Kadrey v. Meta Platforms, Inc. (Northern District of California) is an ongoing lawsuit brought by three authors, who claim Meta illegally used their books to train its Large Language Model Meta AI (LLaMA) model (see Kadrey v. Meta Platforms, Inc., No. 3:23-cv-03417 (N.D. Cal. Mar. 7, 2025)). In this case, it was concluded that the plaintiffs failed to show that AI’s outputs reproduced their copyrighted text, which limits copyright protection to reach only near-exact copying instead of the author’s style and ideas (Kadrey, No. 3:23-cv-03417). Copyright law may not be sufficient to protect the original expression, indicative of journalism. This raises a concern: if AI can consume and mimic tone, structure, and writing methods without being legally considered “copying,” this means the traditional skill set that sets apart human writers becomes harder to defend. AI-generated content may compete with human work, and the lack of legal restrictions will make it hard to uphold the economic and creative value of authorship. This creates a vicious cycle where even if the journalist puts out more and relevant writing, it only becomes more training data for AI to copy; as a result, the journalist is stuck training their replacement until they’re outcompeted.

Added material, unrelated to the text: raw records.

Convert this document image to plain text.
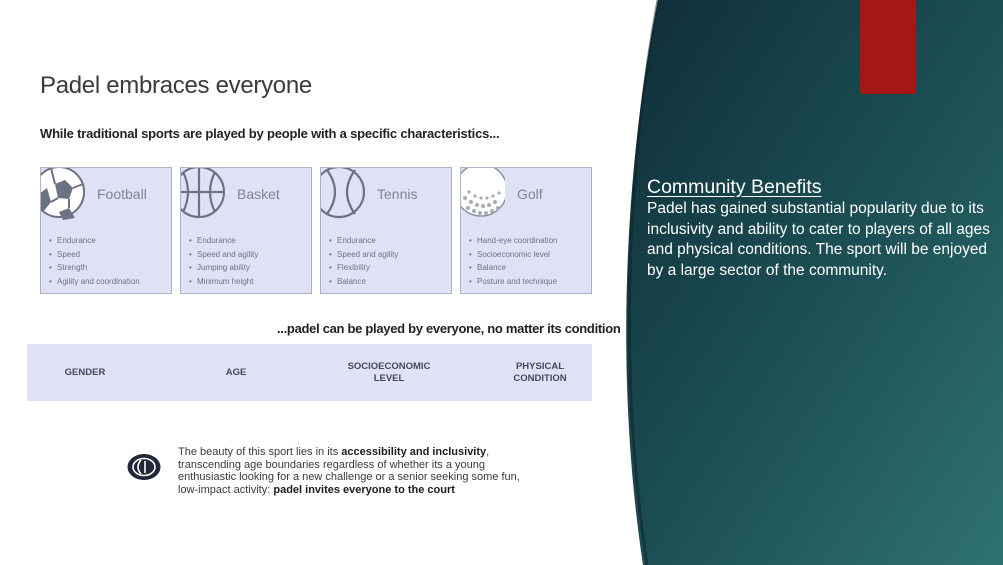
Padel embraces everyone
While traditional sports are played by people with a specific characteristics...
Football
• Endurance
• Speed
• Strength
• Agility and coordination
Basket
• Endurance
• Speed and agility
• Jumping ability
• Minimum height
Tennis
• Endurance
• Speed and agility
• Flexibility
• Balance
Golf
• Hand-eye coordination
• Socioeconomic level
• Balance
• Posture and technique
...padel can be played by everyone, no matter its condition
GENDER	AGE
SOCIOECONOMIC
LEVEL
PHYSICAL
CONDITION
The beauty of this sport lies in its accessibility and inclusivity, transcending age boundaries regardless of whether its a young enthusiastic looking for a new challenge or a senior seeking some fun, low-impact activity: padel invites everyone to the court
Community Benefits
Padel has gained substantial popularity due to its inclusivity and ability to cater to players of all ages and physical conditions. The sport will be enjoyed by a large sector of the community.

The cases discussed demonstrate that as courts begin to address the legal implications of AI, they are part of a broader conversation about how news is created and trusted. Expressions of media have always relied on a human connection between the reporter and the reader, but as AI becomes more capable of producing this valuable text, we need to ensure technology does not distance the public from human responsibility. There is value in human expression through the unique capabilities of ethics and creativity in written work, which must be protected to preserve quality and trust in media.
Citations:
17 U.S.C. § 107 (2024)
Beyond Copyright: Reddit’s Lawsuit Against Anthropic, AILaw & Policy (June 17, 2025), https://www.ailawandpolicy.com/2025/06/beyond-copyright-reddits-lawsuit-against-anthropic/#_ftn1
Kadrey v. Meta Platforms, Inc., No. 3:23-cv-03417, ECF No. 598 (N.D. Cal. Mar. 7, 2025).
The New York Times Co. v. Microsoft Corp., No. 1:23-cv-11195, ECF No. 514 (S.D.N.Y. Apr. 4, 2025).
Reddit, Inc. v. Anthropic PBC, No. CGC-25-625892 (Cal. Super. Ct. S.F. Cnty. June 4, 2025) (complaint).Reddit, Inc. v. Anthropic PBC, No. CGC-25-625892 (Cal. Super. Ct. S.F. Cnty. June 4, 2025).